D’autres, Katangais, soulignent la différence de traitement entre "les partisans de Kamuina Nsapu et les partisans de Gédéon Kyungu. Les uns, les Kasaïens, sont présentés par des ONG comme des victimes de l’oppression du pouvoir de Kinshasa. Les autres, les Katangais, sont simplement qualifiés de dangereux rebelles que l’on peut abattre même s’ils sont désarmés ou que l’on peut exhiber nus quand ils sont arrêtés, quel que soit leur sexe", explique un élu du grand Katanga pour expliquer la critique sur le "deux poids deux mesures sur le respect de l’état de droit".
Certains voudraient raviver les tensions communautaires entre le Kasaï et le Katanga qu’ils ne s’y prendraient pas différemment. Reste évidemment la question centrale : à qui profiterait cet embrasement ? Qui a intérêt à provoquer le chaos ?
Gédéon Kyungu, un condamné à mort qui se porte bien
Le chef de milice Gédéon Kyungu, plus connu sous son seul prénom, qui a fait trembler le Katanga en raison d’horribles exactions - notamment des actes de cannibalisme - contre les civils dans ce qui était devenu, de son fait, au début des années 2000, "le triangle de la mort" (Mitwaba, Manono, Kabalo).
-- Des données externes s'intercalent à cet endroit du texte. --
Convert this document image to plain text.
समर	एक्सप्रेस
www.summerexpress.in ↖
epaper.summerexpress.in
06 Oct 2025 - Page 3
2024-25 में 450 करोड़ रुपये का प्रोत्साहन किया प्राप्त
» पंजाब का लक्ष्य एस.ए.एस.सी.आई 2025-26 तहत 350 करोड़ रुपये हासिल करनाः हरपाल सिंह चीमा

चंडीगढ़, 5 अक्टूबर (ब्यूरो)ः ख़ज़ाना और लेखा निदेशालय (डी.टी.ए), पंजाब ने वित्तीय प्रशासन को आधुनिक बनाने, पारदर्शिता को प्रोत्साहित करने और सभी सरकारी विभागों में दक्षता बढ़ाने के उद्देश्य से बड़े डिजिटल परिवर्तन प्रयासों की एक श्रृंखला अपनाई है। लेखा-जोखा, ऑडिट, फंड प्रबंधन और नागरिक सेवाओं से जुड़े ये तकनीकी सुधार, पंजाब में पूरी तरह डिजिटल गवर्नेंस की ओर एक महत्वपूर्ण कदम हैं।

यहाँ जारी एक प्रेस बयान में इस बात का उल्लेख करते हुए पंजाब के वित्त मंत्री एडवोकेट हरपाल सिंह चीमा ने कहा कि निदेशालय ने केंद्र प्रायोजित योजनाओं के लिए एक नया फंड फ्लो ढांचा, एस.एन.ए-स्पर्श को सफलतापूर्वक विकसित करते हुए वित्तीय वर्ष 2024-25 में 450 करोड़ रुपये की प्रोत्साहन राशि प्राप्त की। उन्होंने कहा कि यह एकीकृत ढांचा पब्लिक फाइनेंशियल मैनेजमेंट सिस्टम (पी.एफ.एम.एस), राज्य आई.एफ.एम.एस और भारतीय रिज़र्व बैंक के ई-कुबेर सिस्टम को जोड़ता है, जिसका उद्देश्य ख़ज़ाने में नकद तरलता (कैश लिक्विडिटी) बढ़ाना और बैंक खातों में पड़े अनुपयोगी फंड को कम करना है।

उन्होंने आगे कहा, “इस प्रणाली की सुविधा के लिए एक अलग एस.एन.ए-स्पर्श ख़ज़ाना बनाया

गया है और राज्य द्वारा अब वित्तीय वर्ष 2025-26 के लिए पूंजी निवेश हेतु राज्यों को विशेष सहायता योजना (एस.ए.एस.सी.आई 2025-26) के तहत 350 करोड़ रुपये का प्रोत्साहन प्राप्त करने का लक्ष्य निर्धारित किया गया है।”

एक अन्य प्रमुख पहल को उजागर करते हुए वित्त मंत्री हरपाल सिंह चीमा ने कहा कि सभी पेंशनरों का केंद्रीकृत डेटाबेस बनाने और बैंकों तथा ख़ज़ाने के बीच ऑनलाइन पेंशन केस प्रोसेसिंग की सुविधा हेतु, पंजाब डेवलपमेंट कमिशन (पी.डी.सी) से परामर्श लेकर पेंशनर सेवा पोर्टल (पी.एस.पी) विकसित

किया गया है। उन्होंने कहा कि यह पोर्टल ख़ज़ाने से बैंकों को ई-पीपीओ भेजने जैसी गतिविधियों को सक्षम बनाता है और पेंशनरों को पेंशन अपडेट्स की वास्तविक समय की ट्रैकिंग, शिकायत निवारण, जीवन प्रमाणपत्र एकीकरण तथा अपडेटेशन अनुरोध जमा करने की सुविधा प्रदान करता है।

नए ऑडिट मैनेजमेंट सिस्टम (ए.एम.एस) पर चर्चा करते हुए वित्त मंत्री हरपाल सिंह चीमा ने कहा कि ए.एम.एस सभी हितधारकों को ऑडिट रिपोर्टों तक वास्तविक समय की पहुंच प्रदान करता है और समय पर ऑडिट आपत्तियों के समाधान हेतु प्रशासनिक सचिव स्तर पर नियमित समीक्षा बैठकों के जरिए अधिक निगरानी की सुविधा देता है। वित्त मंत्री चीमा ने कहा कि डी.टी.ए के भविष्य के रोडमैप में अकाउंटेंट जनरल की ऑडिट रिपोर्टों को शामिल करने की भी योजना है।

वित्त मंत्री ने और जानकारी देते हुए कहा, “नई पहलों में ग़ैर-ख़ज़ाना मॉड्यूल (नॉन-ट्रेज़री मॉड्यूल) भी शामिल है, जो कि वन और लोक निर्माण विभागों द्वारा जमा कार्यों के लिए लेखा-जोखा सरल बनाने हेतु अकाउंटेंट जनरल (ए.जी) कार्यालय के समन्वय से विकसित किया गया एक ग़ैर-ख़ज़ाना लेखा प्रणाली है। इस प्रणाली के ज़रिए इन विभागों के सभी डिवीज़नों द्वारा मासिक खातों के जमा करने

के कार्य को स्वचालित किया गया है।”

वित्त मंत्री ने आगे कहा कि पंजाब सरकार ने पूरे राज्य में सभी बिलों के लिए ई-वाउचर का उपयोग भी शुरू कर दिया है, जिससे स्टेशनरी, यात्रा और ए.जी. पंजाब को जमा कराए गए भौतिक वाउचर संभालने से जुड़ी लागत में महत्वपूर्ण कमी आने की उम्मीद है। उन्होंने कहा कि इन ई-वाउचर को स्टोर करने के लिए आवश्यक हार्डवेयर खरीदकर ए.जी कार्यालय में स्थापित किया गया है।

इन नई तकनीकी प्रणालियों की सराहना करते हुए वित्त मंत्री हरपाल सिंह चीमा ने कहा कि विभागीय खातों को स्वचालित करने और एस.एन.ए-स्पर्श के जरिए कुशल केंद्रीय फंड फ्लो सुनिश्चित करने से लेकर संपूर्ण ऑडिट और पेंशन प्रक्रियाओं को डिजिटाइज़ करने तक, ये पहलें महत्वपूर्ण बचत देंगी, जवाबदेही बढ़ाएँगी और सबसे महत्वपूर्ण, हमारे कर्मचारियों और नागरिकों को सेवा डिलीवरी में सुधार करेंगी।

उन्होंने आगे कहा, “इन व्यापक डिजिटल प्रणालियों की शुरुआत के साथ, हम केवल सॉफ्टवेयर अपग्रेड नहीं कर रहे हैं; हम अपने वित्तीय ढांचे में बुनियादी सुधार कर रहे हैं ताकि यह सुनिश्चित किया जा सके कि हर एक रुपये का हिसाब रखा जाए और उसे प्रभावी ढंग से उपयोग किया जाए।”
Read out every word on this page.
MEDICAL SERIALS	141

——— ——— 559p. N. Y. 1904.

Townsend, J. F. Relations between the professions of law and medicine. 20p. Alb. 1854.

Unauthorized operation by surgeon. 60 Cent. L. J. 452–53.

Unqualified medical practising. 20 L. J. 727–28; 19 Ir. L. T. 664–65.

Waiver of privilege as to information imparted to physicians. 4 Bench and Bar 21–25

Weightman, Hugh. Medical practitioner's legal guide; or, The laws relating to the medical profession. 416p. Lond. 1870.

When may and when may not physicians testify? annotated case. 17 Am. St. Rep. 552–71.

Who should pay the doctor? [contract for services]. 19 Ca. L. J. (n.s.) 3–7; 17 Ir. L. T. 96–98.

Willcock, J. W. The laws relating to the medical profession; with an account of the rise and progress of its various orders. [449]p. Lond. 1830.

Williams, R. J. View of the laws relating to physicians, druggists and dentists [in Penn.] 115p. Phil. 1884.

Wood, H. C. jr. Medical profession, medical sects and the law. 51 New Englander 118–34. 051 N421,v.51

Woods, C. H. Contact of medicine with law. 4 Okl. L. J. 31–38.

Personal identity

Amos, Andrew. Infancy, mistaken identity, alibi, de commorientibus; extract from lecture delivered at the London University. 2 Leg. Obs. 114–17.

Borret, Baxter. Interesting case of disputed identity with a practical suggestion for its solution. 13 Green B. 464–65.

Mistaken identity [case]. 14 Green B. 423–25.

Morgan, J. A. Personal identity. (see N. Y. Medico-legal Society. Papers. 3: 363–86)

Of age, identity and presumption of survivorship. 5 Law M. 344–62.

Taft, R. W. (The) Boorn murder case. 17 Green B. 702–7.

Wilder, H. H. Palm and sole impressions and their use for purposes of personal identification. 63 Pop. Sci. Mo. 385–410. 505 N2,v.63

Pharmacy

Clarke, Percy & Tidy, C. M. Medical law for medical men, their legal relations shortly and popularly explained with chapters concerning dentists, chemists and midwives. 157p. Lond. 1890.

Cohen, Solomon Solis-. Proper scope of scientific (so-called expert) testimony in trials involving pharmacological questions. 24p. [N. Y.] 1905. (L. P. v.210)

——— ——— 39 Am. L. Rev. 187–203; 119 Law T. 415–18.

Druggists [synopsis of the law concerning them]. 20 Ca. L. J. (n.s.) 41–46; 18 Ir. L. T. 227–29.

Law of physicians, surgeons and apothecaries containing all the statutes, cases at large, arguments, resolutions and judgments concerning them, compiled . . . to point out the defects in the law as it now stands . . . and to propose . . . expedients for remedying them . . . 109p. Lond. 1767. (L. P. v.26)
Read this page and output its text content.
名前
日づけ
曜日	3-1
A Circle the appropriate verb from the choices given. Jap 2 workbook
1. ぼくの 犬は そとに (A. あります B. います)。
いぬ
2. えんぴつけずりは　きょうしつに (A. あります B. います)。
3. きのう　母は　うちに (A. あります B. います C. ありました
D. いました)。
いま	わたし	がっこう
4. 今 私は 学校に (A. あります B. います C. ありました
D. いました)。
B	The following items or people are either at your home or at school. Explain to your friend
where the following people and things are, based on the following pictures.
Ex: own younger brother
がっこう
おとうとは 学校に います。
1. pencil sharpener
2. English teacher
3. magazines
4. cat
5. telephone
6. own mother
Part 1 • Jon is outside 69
Après s’être rendu aux casques bleus en 2006, il avait été condamné à mort par un tribunal militaire congolais en mars 2009. Mais, en septembre 2011, une spectaculaire attaque de sa prison de la Kasapa (dans la ville de Lubumbashi) avait permis de le libérer - avec 900 détenus - sans que les militaires de deux camps voisins ne réagissent.
Il avait repris ses violences dans le triangle de la mort avant d’annoncer, en août 2015, qu’il fondait un parti politique, le MIRA. Quatorze mois plus tard, le 11 octobre 2016, Gédéon "déposait les armes", accueilli par des chants et des danses, lors d’une grande cérémonie organisée par le gouverneur du Haut-Katanga, au cours de laquelle le chef rebelle portait un T-shirt à l’effigie de Joseph Kabila.
Quelques mois plus tard, la nuit du 21 au 22 mars 2017, plusieurs camions transportant une partie de ses miliciens, officiellement démobilisés, les ont amenés à l’aéroport de Lubumbashi où ils ont embarqué pour Kananga, au Kasaï - alors en proie à une sanglante rébellion au nom du chef assassiné Kamuina Nsapu.